Has Tech Made Territorial Drug Violence Obsolete?
In the aftermath of the murder of a popular California rapper, two notorious California drug gangs have been inspired to talk truce for the first time in decades. What does tech have to do with it?
“You Got Me”
When the Grammy-nominated rapper and community activist Nipsey Hussle was gunned down on March 31, his last heartbreaking words to his killer were “You got me.”
Once news of his death broke, the enormous wave of grief from friends and fans of the well-respected musician and advocate overwhelmed the LA neighborhoods he called home, leaving all with a profound sense of loss only too terribly familiar.
But this time they were left with something more: A commitment by gang leaders in those communities to carry out the legacy of peace Nipsey Hussle was trying to create in the world he knew very well.
For the first time in decades, and even three months after the tragic death of Nipsey Hussle, some of the most prominent gangs in LA remain committed to working towards peace and unity in a city long plagued by drug and gun violence.
In communities torn apart by a wave of drug crime that saw an all-time high in the 90’s, the killing of young men has become a part of life. In some of the most poverty stricken areas, selling drugs is often the only way to get by.
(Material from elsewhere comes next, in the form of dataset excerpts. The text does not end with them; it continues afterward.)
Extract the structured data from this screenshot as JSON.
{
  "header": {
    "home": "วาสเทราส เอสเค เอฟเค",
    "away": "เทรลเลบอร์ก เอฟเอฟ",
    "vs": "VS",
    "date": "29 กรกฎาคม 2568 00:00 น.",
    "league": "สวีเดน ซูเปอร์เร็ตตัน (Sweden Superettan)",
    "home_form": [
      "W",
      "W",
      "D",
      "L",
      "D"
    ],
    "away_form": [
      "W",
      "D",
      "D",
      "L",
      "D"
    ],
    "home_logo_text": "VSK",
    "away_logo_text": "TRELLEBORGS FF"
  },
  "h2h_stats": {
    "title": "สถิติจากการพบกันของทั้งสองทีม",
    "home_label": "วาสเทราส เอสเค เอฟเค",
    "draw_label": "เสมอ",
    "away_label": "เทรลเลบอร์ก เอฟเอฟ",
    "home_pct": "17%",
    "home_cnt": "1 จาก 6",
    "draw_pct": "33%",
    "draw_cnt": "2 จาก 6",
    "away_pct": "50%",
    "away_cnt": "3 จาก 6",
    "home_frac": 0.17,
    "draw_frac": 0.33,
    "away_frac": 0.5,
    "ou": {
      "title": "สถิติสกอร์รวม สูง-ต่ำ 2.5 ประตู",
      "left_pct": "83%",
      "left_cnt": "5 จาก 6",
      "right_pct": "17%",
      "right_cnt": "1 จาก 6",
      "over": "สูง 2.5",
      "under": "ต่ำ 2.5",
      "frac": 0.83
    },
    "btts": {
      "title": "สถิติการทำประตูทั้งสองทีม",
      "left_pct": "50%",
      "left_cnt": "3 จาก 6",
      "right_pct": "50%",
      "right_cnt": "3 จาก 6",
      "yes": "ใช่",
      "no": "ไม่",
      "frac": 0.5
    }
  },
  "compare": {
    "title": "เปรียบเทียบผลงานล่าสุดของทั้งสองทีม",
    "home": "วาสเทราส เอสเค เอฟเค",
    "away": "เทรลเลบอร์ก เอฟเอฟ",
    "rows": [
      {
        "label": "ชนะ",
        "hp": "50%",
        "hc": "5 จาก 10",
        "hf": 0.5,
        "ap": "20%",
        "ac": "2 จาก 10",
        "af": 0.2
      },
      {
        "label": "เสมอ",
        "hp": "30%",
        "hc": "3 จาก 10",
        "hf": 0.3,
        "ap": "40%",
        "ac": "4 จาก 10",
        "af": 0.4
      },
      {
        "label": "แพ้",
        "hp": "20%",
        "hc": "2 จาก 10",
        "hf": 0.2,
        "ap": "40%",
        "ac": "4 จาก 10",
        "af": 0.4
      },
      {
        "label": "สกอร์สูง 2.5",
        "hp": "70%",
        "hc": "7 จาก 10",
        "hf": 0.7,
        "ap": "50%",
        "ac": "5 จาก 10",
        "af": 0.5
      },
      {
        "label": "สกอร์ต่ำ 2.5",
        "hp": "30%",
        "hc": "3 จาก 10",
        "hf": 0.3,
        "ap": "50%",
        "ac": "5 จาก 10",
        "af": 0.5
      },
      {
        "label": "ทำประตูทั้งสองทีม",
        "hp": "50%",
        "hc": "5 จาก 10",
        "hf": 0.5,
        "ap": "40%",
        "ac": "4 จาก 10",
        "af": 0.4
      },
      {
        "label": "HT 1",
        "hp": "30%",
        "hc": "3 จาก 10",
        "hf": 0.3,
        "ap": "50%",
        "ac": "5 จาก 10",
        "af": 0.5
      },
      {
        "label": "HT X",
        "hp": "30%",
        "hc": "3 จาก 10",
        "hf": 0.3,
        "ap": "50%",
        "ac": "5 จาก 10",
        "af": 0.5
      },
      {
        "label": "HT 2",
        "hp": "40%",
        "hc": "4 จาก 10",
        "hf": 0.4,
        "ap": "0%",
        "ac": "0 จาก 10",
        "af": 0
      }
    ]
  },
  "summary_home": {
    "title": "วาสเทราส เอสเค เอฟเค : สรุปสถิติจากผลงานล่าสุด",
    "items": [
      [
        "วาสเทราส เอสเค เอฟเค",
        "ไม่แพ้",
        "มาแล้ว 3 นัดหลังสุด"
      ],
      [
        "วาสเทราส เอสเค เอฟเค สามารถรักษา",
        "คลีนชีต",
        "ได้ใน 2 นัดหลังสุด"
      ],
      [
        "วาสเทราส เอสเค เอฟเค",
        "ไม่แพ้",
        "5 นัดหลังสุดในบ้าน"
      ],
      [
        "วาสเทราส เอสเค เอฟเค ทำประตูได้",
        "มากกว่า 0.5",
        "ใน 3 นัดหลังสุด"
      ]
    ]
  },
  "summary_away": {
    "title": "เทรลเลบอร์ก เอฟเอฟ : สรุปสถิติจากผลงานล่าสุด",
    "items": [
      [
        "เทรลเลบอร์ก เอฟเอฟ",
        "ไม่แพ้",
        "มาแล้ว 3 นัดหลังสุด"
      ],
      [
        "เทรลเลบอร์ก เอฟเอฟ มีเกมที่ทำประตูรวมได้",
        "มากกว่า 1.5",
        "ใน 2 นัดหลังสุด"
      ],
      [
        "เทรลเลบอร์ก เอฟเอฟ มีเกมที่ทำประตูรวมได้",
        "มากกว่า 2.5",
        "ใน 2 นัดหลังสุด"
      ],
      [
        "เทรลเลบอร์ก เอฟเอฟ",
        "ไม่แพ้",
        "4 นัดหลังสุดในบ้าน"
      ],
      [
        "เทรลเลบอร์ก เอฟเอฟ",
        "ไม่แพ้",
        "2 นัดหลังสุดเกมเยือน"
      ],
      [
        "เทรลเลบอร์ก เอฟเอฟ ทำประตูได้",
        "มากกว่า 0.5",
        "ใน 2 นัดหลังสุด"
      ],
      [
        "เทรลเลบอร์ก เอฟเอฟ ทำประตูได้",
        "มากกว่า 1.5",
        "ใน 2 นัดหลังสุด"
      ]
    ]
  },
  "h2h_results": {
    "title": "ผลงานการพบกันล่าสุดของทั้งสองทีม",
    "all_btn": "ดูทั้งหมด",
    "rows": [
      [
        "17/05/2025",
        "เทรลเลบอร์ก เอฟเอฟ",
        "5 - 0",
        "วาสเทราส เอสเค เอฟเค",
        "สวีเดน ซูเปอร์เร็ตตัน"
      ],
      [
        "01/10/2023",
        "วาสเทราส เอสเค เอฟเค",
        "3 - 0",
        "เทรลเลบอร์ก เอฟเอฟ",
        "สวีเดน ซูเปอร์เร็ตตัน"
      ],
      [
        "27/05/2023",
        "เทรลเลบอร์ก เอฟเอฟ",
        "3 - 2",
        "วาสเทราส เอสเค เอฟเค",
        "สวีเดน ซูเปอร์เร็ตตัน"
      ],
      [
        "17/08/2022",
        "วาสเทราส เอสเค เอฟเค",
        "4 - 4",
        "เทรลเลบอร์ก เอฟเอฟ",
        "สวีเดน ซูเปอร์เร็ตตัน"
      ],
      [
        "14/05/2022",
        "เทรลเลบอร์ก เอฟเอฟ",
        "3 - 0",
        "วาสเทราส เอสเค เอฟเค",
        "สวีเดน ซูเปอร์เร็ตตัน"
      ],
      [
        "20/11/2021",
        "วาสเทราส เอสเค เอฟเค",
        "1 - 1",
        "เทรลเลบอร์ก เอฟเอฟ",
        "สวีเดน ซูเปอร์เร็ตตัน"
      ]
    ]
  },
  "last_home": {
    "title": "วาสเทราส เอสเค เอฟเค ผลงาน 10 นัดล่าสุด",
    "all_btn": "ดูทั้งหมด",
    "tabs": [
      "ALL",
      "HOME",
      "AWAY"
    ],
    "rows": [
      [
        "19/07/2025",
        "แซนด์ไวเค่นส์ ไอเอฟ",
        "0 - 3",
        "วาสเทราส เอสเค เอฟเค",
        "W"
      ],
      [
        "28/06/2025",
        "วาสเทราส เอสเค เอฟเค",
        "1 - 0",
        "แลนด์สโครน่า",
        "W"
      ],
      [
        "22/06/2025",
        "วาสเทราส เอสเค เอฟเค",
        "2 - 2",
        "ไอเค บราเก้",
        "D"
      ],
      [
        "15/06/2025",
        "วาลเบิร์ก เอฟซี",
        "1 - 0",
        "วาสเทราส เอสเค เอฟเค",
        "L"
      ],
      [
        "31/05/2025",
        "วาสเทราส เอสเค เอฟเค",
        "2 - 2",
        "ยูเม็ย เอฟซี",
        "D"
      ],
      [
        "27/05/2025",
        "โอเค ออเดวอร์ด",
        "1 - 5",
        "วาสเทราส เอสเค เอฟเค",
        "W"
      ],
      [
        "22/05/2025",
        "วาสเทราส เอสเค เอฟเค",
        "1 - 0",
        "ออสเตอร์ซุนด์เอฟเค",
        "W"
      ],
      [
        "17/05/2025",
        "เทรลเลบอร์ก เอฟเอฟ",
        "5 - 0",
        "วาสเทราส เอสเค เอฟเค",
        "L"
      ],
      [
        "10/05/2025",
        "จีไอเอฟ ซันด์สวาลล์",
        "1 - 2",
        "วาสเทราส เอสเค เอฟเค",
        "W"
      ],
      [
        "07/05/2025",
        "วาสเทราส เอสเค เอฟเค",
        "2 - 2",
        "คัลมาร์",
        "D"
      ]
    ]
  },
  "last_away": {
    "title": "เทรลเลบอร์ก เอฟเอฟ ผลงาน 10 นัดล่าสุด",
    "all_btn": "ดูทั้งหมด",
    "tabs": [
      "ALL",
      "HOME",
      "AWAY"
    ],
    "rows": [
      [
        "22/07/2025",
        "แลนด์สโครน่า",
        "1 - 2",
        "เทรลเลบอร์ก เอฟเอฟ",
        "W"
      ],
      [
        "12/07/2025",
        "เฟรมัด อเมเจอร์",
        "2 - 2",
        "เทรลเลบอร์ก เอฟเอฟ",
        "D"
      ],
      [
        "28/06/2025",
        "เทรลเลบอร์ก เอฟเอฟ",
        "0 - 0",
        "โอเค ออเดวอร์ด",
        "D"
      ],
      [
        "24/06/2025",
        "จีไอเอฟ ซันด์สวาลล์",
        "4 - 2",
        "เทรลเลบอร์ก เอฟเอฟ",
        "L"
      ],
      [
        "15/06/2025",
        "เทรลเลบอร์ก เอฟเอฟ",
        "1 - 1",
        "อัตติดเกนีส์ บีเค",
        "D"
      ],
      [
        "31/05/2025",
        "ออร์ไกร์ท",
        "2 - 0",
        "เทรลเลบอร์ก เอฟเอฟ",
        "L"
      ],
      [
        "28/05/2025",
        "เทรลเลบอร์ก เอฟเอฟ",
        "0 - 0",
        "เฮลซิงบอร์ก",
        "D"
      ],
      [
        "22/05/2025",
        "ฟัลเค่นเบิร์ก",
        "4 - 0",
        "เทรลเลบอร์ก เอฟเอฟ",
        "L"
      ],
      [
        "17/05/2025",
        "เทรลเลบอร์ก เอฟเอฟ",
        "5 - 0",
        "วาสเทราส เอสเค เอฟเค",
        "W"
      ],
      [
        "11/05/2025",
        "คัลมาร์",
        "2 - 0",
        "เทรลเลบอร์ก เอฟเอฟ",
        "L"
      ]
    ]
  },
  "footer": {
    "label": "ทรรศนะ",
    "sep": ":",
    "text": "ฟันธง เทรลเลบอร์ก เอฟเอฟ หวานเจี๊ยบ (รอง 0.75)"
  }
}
Young people must endure near constant pressure to join the lucrative narcotics trade, and there is an urgent need for the type of protection and sense of belonging so often lacking in family units decimated by drug violence and epidemic rates of incarceration.
Nipsey Hussle’s inspiring life, and his dreams of uniting Black communities in LA, have spotlighted a deep need, a vein of hope that rival gang leaders will put a stop to drug-related violence in his memory.
“We’re going to carry what Nipsey wanted, what he was trying to preach in his songs. It don’t make no sense that you’re fighting over a block that you don’t own.” — Shamond “Lil AD” Bennett, Rollin’ 60s Crip
Truces and peace treaties remain in the offing as Blood and Crip gang leaders remain committed to maintaining open channels of communication.
Considering these uplifting developments, the last words of Nipsey Hussle might not have been for his killer after all, but for his fans, his friends, and most of all, for the people he hoped would carry on his vital community work:
“You Got Me.” Though Nipsey Hussle is gone from his mortal coil, the neighborhoods he loved, and those who needed him most, still have him.
Nipsey Hussle’s legacy isn’t the only factor pushing LA gangs away from the history of gun violence that has plagued the drug business. Another surprising factor has made territorial drug violence far less necessary in the modern age.
The law of unintended consequences is one of the most fundamental laws of the universe. Perhaps the law that tech is the economic tide that lifts every boat is soon to join it in underpinning the cosmos.
An example? Henry Ford did more to help the overworked horses of the world more than than any mere animal rights advocate could ever dream of doing.
More recently, studies suggest that tech has had a surprising role in reducing drug gang violence.
Who could have guessed it, when the device was first introduced onto the market to early adopters (those who could afford the unwieldy and expensive devices), that something so innocuous, so integral, so indispensable could someday cure the cancer of territorial drug gang violence.
During the early years of the drug epidemic in America, and peaking in its height, most drug violence was centered around members of each gang protecting and defending their “turf”. “Turf” shouldn’t be understood to mean the homes or neighborhoods of gang members.
Turf is territory. Gangs completed for territory, and to expand their territory, in order to sell more drugs to more people for more money. A rival gang encroaching on another gang’s sales distribution area was a serious monetary problem for a business built on a known, established, and stationary customer base.
The advent of cell phones meant that the actual physical territory required to distribute drugs to a known customer base could be expanded, and exponentially, and largely without the need for competitors to be violently eliminated.
Today, where peace and community service are concerned, Nipsey Hussle still speaks to his fans with a message that resonates even more powerfully in the wake of his tragic death.
“The marathon continues.” — Nipsey Hussle,
For Hussle’s friends, fans, and for his fellow gang members and former gang members, the dream of revitalized Black communities and empowered youth lives on in his name.